Menurut Dewi, esensi “memerintah” bukan sekadar mengeluarkan aturan dan larangan kepada masyarakat, melainkan juga menyediakan sarana dan sistem yang memadai agar kebijakan bisa benar-benar dijalankan. Ia menyebut pola ini berulang dalam berbagai kebijakan Pemprov DKI, mulai dari pembatasan kendaraan pribadi (ganjil-genap) hingga larangan kantong plastik sekali pakai — yang menurutnya lebih banyak mengatur perilaku warga ketimbang menyelesaikan akar masalah.

Terkait Ingub Pemilahan Sampah yang mewajibkan warga memilah sampah rumah tangga menjadi empat kategori sejak Mei 2026, Dewi mempertanyakan apakah waktu tiga bulan cukup untuk mengubah kebiasaan jutaan warga Jakarta. Ia juga menggarisbawahi belum adanya kepastian sistem pengangkutan terpisah, keterbatasan bank sampah yang hanya menerima sampah bernilai jual, serta kondisi hunian padat yang membuat sebagian warga sulit mengolah sampah organik secara mandiri.

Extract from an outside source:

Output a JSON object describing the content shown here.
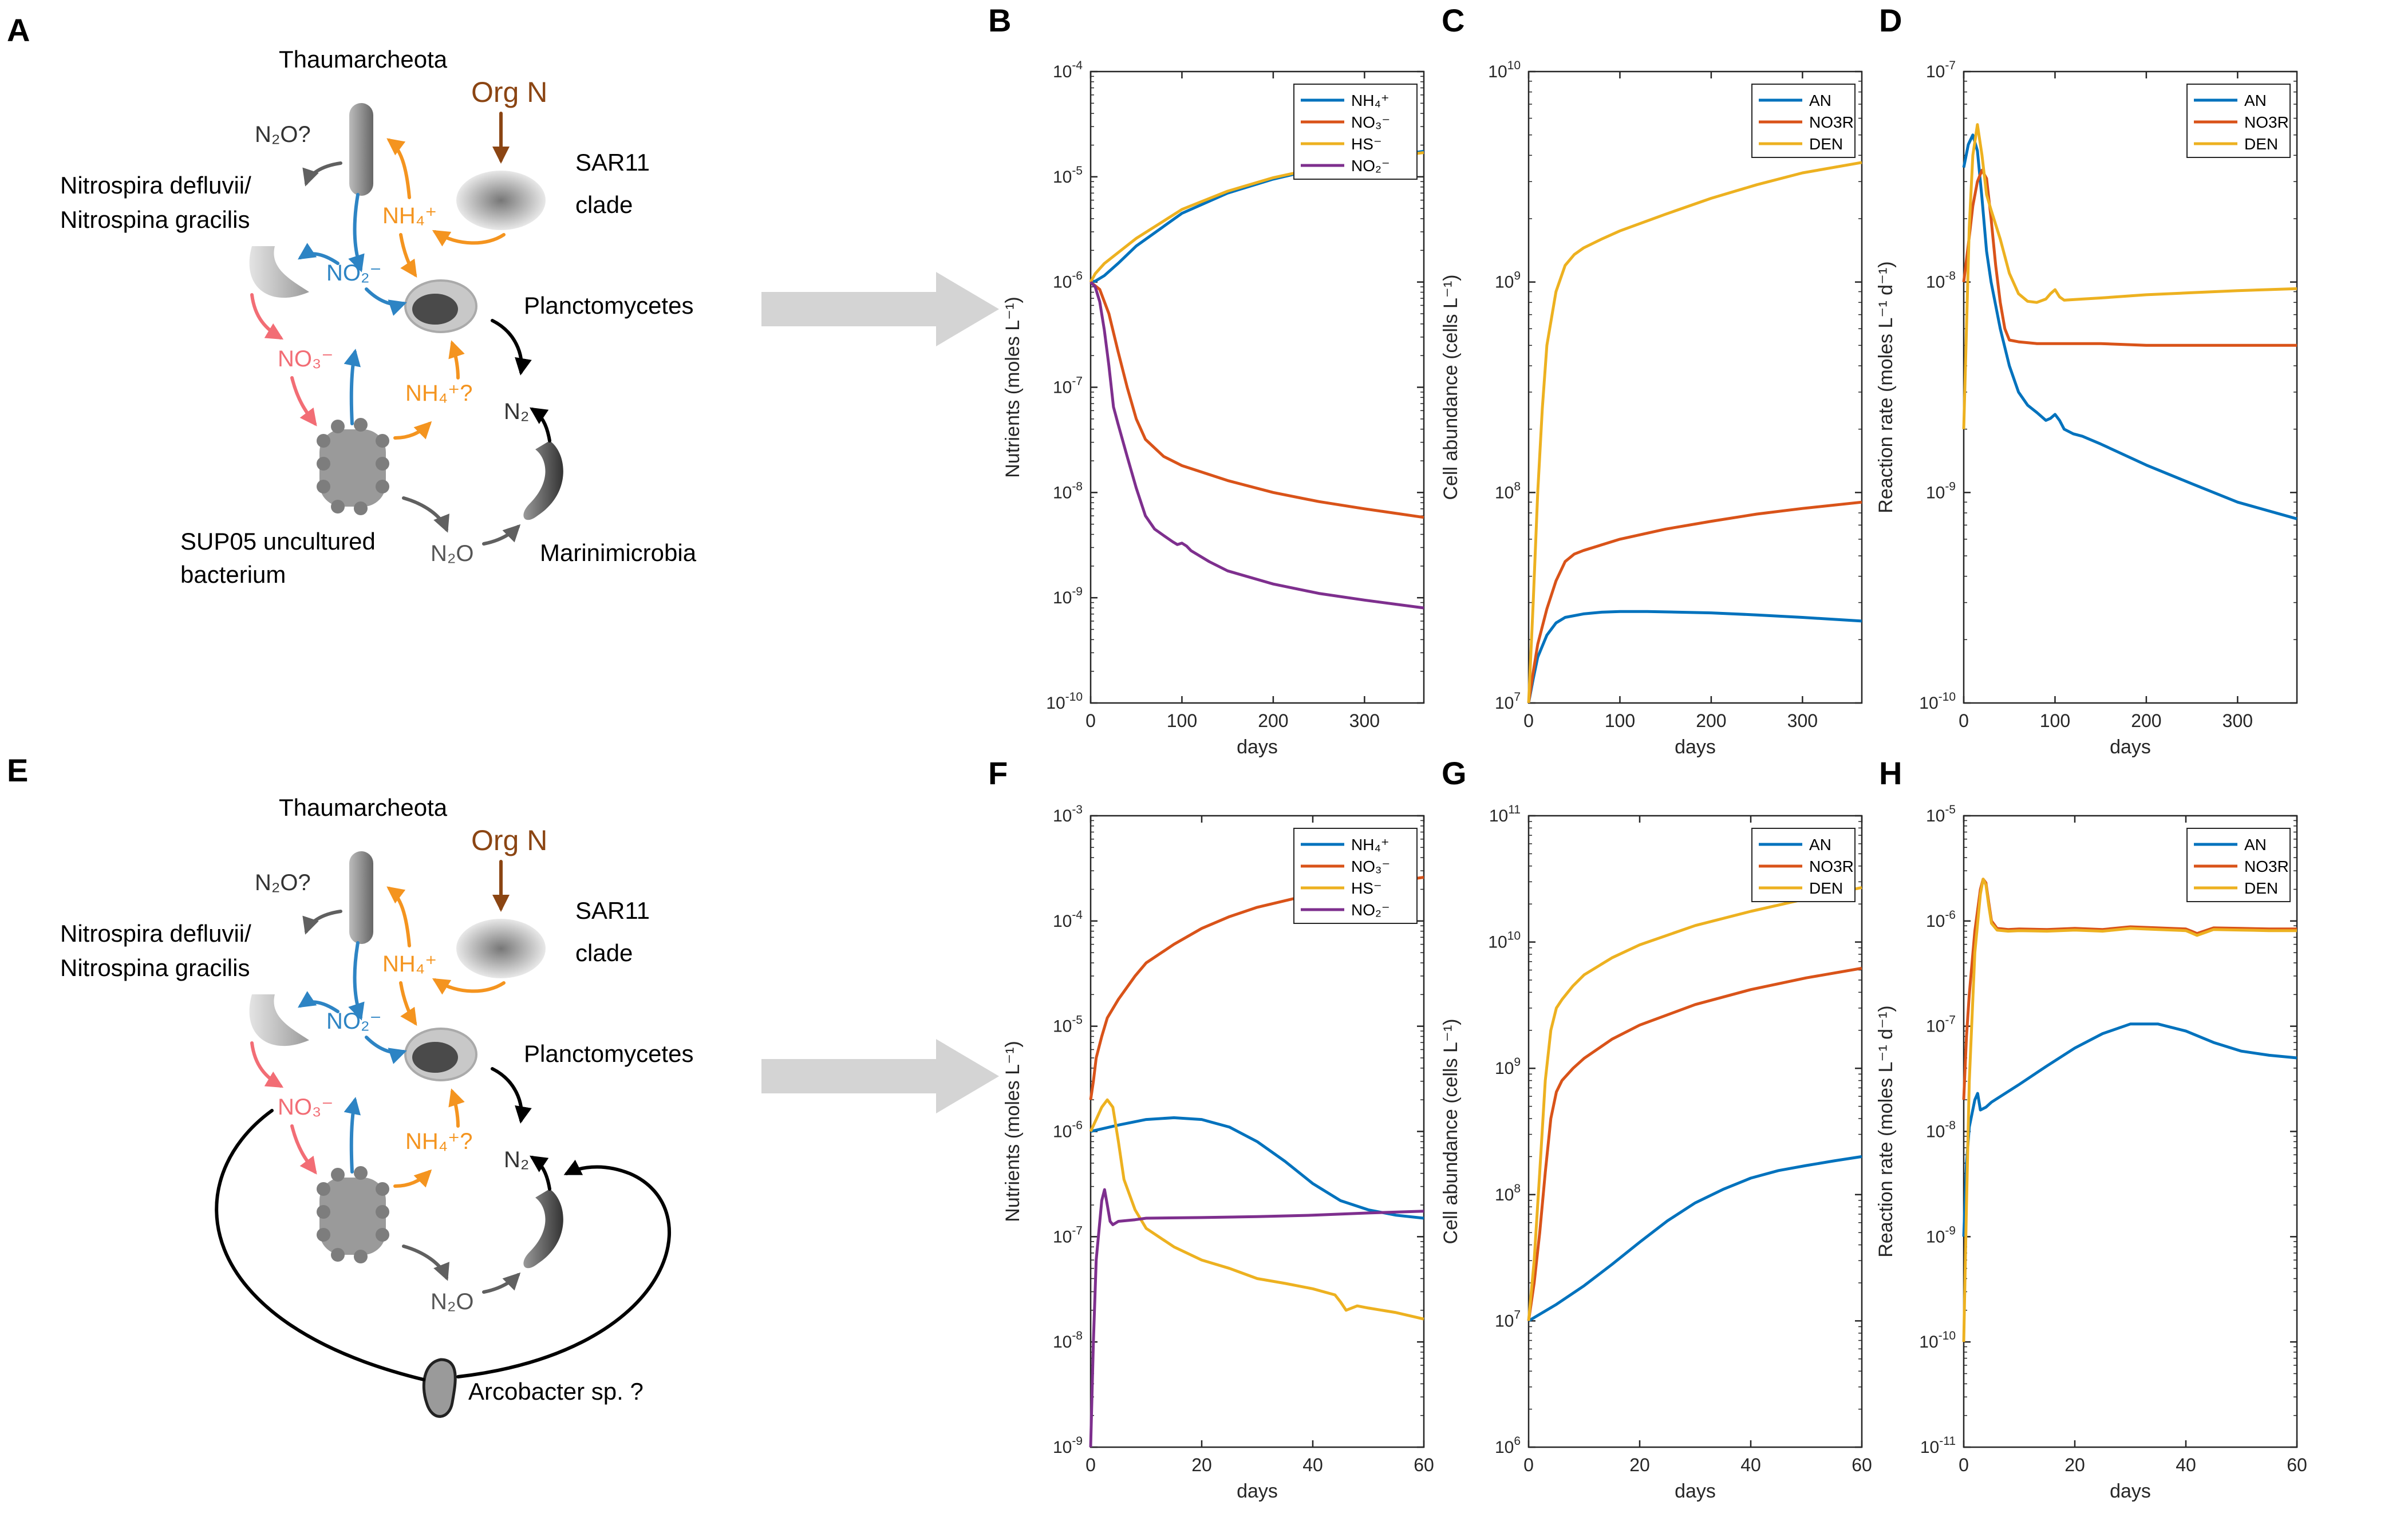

Sebagai perbandingan, ia menyinggung Jepang yang membangun fasilitas insinerasi ramah lingkungan tanpa banyak membatasi penggunaan plastik, serta Singapura yang mendukung program daur ulang warganya dengan infrastruktur lengkap—mulai dari tempat sampah khusus hingga armada pengangkutan tersendiri.

Dewi menegaskan, dengan produksi sampah Jakarta yang mencapai 7.700–8.000 ton per hari, penyelesaian masalah ini membutuhkan pembagian tanggung jawab yang adil antara warga, pemerintah, pelaku usaha, dan industri daur ulang — bukan sekadar memindahkan beban dari pemerintah ke masyarakat.